Nesse sentido, as palavras de boas-vindas do Secretário Executivo da CEPAL, José Manuel Salazar-Xirinachs, na conferência IA na América Latina e o Caribe: Desafios, Estratégias e Governança para o Desenvolvimento da Região realizada no início de março evidenciaram que a organização está se concentrando principalmente no aproveitamento das oportunidades que a IA representa para sair das três armadilhas mencionadas. “Isso inclui a aceleração da transformação produtiva e a melhoria da produtividade em setores dinamizadores priorizados pelos países e seus territórios sob políticas de desenvolvimento produtivo; o acesso dos idosos a serviços de educação e saúde mais amplos e de melhor qualidade e, finalmente, o fortalecimento da eficiência do setor público”, indicou.

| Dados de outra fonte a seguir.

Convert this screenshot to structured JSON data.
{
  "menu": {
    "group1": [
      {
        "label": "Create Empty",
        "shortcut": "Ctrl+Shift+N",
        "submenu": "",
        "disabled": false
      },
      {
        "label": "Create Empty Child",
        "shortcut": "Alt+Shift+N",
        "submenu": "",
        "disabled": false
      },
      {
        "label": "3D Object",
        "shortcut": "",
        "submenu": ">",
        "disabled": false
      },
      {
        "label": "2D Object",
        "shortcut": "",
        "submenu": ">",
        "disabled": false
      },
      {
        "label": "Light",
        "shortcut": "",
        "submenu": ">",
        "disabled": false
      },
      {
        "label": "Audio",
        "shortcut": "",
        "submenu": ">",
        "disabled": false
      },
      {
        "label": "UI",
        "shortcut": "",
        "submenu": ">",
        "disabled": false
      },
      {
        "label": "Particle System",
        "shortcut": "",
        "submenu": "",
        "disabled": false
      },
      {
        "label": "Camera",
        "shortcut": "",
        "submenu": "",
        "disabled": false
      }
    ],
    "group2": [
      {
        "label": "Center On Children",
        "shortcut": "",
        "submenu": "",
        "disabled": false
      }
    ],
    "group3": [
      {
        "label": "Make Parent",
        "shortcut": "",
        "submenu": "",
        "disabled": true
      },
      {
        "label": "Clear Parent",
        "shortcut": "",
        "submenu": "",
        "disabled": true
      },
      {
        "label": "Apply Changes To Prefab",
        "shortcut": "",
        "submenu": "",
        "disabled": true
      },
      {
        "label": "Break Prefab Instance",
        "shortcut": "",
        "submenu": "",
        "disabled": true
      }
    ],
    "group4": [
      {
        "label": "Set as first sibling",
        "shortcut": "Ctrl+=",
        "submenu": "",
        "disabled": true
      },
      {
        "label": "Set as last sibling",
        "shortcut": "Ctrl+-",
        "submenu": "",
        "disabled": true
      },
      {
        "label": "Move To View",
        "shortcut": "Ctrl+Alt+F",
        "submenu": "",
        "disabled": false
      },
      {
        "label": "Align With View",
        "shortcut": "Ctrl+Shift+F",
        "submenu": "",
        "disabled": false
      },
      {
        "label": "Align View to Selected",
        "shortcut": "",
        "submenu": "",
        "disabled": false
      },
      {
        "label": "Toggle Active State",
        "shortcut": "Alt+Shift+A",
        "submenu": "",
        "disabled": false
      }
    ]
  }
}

O desempenho econômico total da IA na região alcançou os 71 bilhões de dólares com uma projeção de impacto acumulado que poderia ascender a 565 bilhões de dólares para 2030
Por sua parte, o Banco Mundial e a Organização Internacional do Trabalho se questionam se a IA é um amortizador ou um gargalo e assim é resolvido no exaustivo relatório conjunto Exposição laboral à IA generativa e a lacuna digital na América Latina.
Nele, indica-se que as capacidades atuais da IA automatizariam completamente de 2% a 5% dos empregos, tornando obsoletas as tarefas associadas a 16 milhões de postos de trabalho.

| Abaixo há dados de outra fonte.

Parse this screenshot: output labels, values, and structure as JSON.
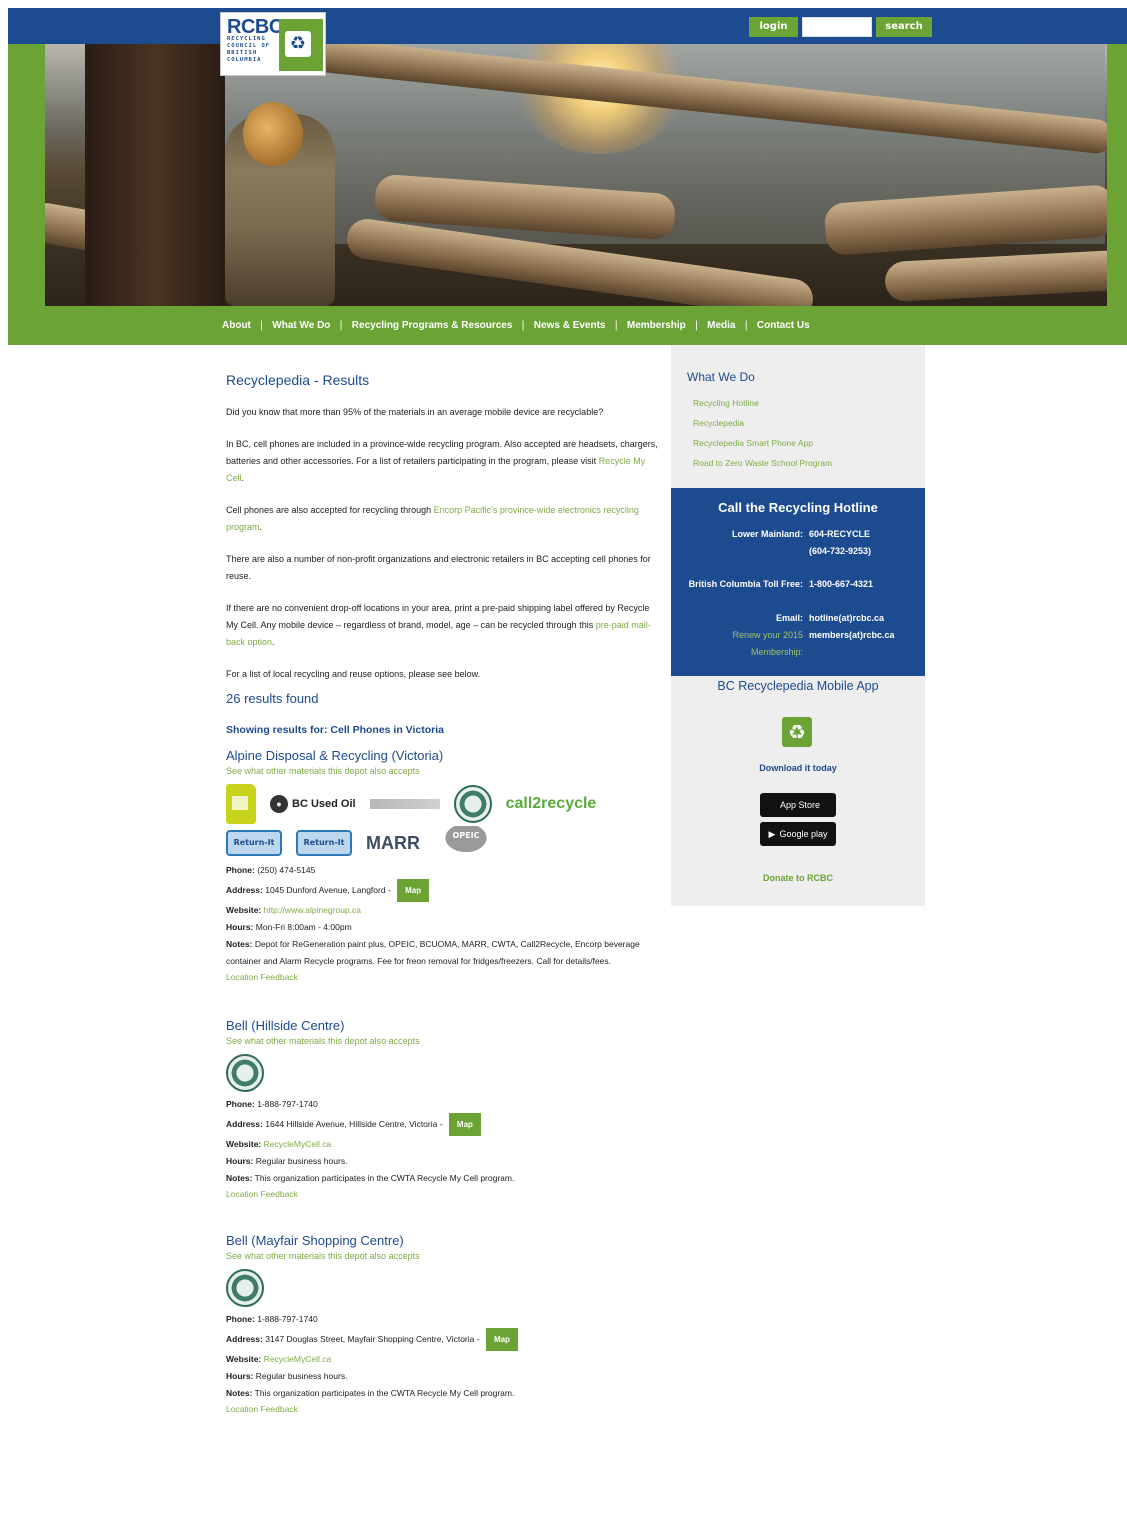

Também que a possível melhora da produtividade atribuível a essa tecnologia varia entre 8% e 14%, com uma probabilidade de maior incidência sobre os trabalhadores urbanos em contextos formais e entre as pessoas de rendas mais altas. Assinala igualmente que cerca de 17 milhões de empregos — aproximadamente 50% dos trabalhos que poderiam ser mais produtivos graças à IA — estão prejudicados por lacunas no acesso digital e na infraestrutura.
Para os promotores do relatório, gerir eficazmente os impactos da IA requer um diálogo sólido e inclusivo que reúna todas as partes interessadas. Assim o expressava a Diretora Regional da OIT para a América Latina e o Caribe, Ana Virginia Moreira Gomes, na apresentação do relatório em julho passado: “Ao fomentar conversas significativas entre os formuladores de políticas, os líderes da indústria, os trabalhadores e os sindicatos, podemos garantir que o poder transformador da IA seja aproveitado de maneira responsável, atendendo às necessidades de todos os trabalhadores e mitigando, ao mesmo tempo, os riscos associados à mudança tecnológica”.

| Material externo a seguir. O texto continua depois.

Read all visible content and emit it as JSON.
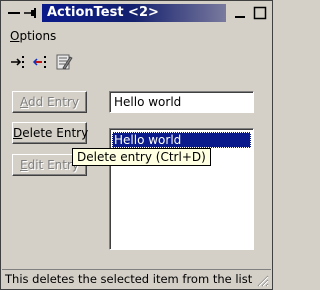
{
  "window": {
    "title": "ActionTest <2>"
  },
  "menubar": {
    "options_accel": "O",
    "options_rest": "ptions"
  },
  "toolbar": {
    "icons": [
      "add-entry-tool-icon",
      "delete-entry-tool-icon",
      "edit-entry-tool-icon"
    ]
  },
  "buttons": {
    "add": {
      "accel": "A",
      "rest": "dd Entry"
    },
    "delete": {
      "accel": "D",
      "rest": "elete Entry"
    },
    "edit": {
      "accel": "E",
      "rest": "dit Entry"
    }
  },
  "text_field": {
    "value": "Hello world"
  },
  "list": {
    "items": [
      "Hello world"
    ],
    "selected_index": 0
  },
  "tooltip": {
    "text": "Delete entry (Ctrl+D)"
  },
  "status": {
    "text": "This deletes the selected item from the list"
  },
  "colors": {
    "title_bg": "#0a1a8a",
    "selection_bg": "#0a1a8a",
    "tooltip_bg": "#ffffe1",
    "window_bg": "#d4d0c8"
  }
}
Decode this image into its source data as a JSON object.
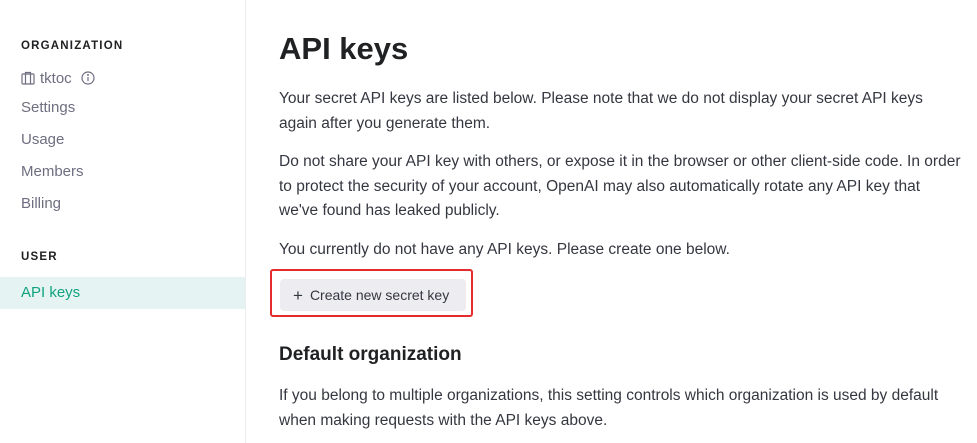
{
  "sidebar": {
    "organization_heading": "ORGANIZATION",
    "org_name": "tktoc",
    "org_icon": "building-icon",
    "info_icon": "info-icon",
    "org_items": [
      {
        "label": "Settings"
      },
      {
        "label": "Usage"
      },
      {
        "label": "Members"
      },
      {
        "label": "Billing"
      }
    ],
    "user_heading": "USER",
    "user_items": [
      {
        "label": "API keys",
        "active": true
      }
    ],
    "active_color": "#10a37f",
    "active_bg": "#e6f3f3"
  },
  "main": {
    "title": "API keys",
    "paragraph_1": "Your secret API keys are listed below. Please note that we do not display your secret API keys again after you generate them.",
    "paragraph_2": "Do not share your API key with others, or expose it in the browser or other client-side code. In order to protect the security of your account, OpenAI may also automatically rotate any API key that we've found has leaked publicly.",
    "paragraph_3": "You currently do not have any API keys. Please create one below.",
    "create_button": {
      "icon": "plus-icon",
      "icon_glyph": "+",
      "label": "Create new secret key"
    },
    "default_org_heading": "Default organization",
    "paragraph_4": "If you belong to multiple organizations, this setting controls which organization is used by default when making requests with the API keys above."
  },
  "colors": {
    "highlight": "#e52b2b",
    "button_bg": "#ececf1"
  }
}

Enquanto isso, os dados traçam um panorama muito heterogêneo na América Latina e no Caribe, com países em diferentes etapas de desenvolvimento e adoção da IA, como indica o Índice Latino-americano de Inteligência Artificial (ILIA) e seu desigual impacto e influência na velocidade e forma em que se integra nos setores produtivos nacionais.
Espanha e Portugal, no entanto, jogam em outra liga. Sua adesão ao marco da UE e à Lei de Inteligência Artificial, a única normativa integral sobre IA que existe no mundo, marca e modula sua introdução no tecido produtivo. O Observatório Nacional de Tecnologia e Sociedade (ONTSI) da Espanha indica que, se o ritmo atual de adoção for mantido, em 2030, 75% das empresas da UE utilizarão IA, computação em nuvem ou análise de big data. Por enquanto, a média de adoção de IA no continente é de 8%, com a Espanha situada em um rango ligeiramente superior (9,1%) e Portugal um par de pontos por baixo (6%).
A IA não é só um desenvolvimento materializado em produtos e serviços, é uma ferramenta transversal que transforma indústrias tradicionais e abre novos caminhos
Talento residente
A sombra da fuga de cérebros paira sobre o contexto ibero-americano como uma constante que drena o talento em direção aos países do norte, enfraquece o tecido produtivo local e impede o crescimento econômico e a prosperidade que deveria acompanhá-lo.
Para evitar que o talento se desloque de seus lugares de origem, seria desejável aproximar-se da média mundial de investimento em ciência, tecnologia e inovação, que se situa em 2,62% do PIB global.
Longe deste registro, em 2023 os países da Ibero-América investiram em seu conjunto apenas 0,73% do produto regional bruto. Portugal (1,69%) e Espanha (1,49%) elevam a média, embora sem alcançar o índice médio global. Tomando unicamente a América Latina, o número se situa em 0,56%, com o Brasil como único país da região que supera 1% do seu PIB em investimento em P&D&I.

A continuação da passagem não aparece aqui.